If you want to eliminate the risk and guarantee an ROI, focus the meeting on 1 thing: 2012 Sales Strategy. To do this, here are five best practices and the timeline to do them to help you prepare:
#1 – Identify - where is your sales force on the Sales Management Maturity Model. Where is your industry, competitors, products and sales force? (Oct 1- Nov 1) Identify
#2 – Align - Ensure the sales strategy and corporate strategy are connected. Connect these two in a meaningful way with each of the key functional groups and have them attend the kickoff. Lean on them to present their area of expertise in bringing the strategy to fruition. (Nov 1-Dec 1)
#3 – Publish - declare the investments you will be making to the sales force. There are two types:
- People—announce how you will be investing in them. How will their sales training be improved? How will their career path advance in 2012? (Dec 1- Jan 1 via email, text, internal communication—announce some teasers; make it a big deal)
#4 - Cancel keynote speakers - the only outside attendees you should have should be linked to your sales strategy and 2012 sales improvement efforts. A new speaker for 90 minutes that the team has never met and will never see again has no ROI. These are tactics of the past that have proven to never move the number.

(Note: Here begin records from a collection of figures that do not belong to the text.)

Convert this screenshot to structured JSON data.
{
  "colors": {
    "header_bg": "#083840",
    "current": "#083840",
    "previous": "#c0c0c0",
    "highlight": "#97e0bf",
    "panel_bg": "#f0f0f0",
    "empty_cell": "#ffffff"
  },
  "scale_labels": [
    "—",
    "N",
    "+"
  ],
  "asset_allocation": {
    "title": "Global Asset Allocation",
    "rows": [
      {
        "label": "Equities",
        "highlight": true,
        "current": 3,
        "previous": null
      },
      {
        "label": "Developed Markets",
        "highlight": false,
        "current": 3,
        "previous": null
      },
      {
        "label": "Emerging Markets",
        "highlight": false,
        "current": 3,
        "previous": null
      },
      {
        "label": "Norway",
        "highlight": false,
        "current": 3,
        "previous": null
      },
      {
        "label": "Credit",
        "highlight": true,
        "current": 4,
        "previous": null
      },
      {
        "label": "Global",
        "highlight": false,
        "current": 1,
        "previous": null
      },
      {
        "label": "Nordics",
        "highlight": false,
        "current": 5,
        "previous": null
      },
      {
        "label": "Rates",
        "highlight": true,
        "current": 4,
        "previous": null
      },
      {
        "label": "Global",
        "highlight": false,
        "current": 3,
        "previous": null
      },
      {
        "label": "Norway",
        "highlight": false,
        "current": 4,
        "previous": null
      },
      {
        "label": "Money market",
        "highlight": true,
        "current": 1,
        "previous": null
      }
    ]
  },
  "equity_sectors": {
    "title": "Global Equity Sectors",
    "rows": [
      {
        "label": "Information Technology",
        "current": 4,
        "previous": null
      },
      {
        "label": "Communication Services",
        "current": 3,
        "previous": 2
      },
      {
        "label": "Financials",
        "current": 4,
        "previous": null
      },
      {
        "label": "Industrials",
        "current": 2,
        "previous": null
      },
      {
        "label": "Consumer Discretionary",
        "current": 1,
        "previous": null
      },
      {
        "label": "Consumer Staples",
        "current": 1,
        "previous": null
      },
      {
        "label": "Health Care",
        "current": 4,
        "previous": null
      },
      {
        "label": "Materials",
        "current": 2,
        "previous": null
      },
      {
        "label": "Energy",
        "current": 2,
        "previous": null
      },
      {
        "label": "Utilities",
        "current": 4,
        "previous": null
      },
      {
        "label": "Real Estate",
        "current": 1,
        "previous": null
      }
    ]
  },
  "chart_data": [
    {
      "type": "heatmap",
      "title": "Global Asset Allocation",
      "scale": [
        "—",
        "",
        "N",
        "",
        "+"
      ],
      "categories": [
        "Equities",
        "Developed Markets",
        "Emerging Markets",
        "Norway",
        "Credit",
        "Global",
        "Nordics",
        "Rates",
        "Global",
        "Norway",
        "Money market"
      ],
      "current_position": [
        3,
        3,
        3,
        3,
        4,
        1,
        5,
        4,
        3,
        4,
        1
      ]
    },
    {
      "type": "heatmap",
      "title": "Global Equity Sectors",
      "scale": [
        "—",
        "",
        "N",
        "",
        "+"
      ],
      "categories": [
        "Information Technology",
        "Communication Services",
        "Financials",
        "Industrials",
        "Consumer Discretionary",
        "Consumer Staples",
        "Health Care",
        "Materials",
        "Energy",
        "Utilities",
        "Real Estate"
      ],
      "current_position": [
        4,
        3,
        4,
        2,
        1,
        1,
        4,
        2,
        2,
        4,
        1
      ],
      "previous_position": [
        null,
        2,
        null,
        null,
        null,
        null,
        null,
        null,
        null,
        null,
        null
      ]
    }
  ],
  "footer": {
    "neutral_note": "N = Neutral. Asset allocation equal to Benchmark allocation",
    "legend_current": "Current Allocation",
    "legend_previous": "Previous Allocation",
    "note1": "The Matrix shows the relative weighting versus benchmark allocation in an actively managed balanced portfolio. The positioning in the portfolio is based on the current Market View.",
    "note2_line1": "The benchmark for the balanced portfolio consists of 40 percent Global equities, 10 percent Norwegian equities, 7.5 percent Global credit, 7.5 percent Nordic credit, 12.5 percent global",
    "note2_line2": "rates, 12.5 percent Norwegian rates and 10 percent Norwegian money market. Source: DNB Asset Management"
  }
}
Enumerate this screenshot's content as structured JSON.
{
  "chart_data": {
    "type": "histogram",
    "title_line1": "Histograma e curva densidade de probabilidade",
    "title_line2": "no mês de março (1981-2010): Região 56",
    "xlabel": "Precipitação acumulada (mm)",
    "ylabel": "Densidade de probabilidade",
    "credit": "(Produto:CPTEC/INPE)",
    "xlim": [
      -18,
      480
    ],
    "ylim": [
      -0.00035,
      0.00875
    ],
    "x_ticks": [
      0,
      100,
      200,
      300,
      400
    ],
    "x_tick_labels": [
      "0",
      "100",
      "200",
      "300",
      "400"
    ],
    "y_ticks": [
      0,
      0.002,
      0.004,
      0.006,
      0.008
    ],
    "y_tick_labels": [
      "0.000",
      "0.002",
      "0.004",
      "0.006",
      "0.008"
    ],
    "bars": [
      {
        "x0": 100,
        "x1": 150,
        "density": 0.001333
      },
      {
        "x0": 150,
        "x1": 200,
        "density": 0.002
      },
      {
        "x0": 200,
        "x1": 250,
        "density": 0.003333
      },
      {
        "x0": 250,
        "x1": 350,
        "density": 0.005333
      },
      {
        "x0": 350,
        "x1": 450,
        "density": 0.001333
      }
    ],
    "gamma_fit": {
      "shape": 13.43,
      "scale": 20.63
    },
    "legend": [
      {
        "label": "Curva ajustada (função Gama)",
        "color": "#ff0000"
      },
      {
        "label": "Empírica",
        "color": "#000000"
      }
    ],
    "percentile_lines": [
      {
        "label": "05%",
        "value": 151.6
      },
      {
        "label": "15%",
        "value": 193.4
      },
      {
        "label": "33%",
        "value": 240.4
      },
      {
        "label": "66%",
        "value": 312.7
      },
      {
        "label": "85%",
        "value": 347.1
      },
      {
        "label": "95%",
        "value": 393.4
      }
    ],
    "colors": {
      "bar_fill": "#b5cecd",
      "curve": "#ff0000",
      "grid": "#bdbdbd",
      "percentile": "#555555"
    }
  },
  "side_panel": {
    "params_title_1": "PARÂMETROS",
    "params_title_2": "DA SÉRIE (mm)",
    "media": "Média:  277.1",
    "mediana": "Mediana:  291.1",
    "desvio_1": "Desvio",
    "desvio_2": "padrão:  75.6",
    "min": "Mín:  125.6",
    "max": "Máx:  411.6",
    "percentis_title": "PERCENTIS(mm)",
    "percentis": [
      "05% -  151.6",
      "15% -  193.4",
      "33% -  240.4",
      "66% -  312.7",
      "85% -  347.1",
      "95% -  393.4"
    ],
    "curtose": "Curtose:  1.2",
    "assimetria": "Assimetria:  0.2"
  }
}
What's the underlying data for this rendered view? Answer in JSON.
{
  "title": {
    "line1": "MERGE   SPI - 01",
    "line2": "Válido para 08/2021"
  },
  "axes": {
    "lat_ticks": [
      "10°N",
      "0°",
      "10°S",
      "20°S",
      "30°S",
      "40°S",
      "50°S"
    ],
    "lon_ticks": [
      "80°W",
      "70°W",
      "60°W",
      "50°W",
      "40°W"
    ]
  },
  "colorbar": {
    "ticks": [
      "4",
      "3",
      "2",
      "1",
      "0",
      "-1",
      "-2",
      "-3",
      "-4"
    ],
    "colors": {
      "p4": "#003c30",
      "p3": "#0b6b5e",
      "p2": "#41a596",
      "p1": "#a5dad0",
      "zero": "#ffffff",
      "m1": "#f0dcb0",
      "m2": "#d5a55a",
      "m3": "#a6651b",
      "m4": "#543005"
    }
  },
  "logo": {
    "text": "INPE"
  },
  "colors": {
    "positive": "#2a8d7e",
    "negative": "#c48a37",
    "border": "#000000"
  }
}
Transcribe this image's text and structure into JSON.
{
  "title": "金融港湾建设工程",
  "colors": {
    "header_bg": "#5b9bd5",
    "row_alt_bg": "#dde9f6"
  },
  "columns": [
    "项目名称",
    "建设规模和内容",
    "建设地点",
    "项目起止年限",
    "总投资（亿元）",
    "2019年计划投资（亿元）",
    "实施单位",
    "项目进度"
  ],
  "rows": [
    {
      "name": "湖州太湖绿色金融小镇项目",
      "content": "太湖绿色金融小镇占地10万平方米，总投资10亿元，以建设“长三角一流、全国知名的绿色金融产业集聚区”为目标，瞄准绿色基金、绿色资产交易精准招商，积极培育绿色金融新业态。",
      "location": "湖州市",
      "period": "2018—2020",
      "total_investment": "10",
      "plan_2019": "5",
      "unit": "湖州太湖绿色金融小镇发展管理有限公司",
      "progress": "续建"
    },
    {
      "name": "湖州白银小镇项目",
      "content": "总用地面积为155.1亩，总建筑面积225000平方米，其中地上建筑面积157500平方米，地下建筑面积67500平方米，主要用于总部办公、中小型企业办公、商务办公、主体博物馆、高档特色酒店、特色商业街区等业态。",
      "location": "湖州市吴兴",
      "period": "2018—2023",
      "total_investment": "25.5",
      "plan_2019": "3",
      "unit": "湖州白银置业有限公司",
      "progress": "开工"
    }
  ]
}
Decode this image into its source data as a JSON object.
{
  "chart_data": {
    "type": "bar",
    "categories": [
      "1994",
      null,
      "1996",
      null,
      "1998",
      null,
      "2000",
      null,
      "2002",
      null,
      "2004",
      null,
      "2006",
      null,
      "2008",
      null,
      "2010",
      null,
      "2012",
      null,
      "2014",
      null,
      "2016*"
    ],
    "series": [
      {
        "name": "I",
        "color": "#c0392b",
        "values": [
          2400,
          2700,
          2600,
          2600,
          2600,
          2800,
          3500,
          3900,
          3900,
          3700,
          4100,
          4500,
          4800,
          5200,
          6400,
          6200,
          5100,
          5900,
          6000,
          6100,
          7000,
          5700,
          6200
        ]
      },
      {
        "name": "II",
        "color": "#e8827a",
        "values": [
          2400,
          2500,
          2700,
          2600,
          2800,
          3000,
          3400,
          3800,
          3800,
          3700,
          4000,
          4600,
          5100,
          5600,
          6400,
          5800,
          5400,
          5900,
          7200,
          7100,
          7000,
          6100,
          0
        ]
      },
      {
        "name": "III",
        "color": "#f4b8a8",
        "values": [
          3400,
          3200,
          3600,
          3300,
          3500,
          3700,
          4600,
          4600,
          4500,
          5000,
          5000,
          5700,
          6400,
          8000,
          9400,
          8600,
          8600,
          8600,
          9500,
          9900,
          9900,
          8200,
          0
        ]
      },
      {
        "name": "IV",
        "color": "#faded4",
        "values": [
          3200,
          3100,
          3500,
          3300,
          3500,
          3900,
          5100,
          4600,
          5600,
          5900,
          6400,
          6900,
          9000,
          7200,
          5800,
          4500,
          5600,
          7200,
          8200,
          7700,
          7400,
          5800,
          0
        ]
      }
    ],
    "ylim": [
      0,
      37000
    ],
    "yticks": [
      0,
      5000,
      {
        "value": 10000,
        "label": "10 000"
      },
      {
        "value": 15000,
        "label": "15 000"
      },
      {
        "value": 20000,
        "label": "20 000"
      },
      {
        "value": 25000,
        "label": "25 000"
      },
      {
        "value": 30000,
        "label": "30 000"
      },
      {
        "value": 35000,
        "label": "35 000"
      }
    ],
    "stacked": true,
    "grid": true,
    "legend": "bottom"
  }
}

#5 - Celebrate Failure - talk about 2011’s failures. Where did you miss and why? We often see leaders shy away from this public transparency. The sales force knows what you didn’t get done; open up and share what you learned. This level of vulnerability will endear them to your strategy.
Call To Action
You cannot afford to host a meeting without an ROI. If you go ahead, follow the plan above and it will be a hit; I have seen many that have. If you are on the fence, cancel it and reinvest these sales training dollars and employee hours where an ROI is guaranteed.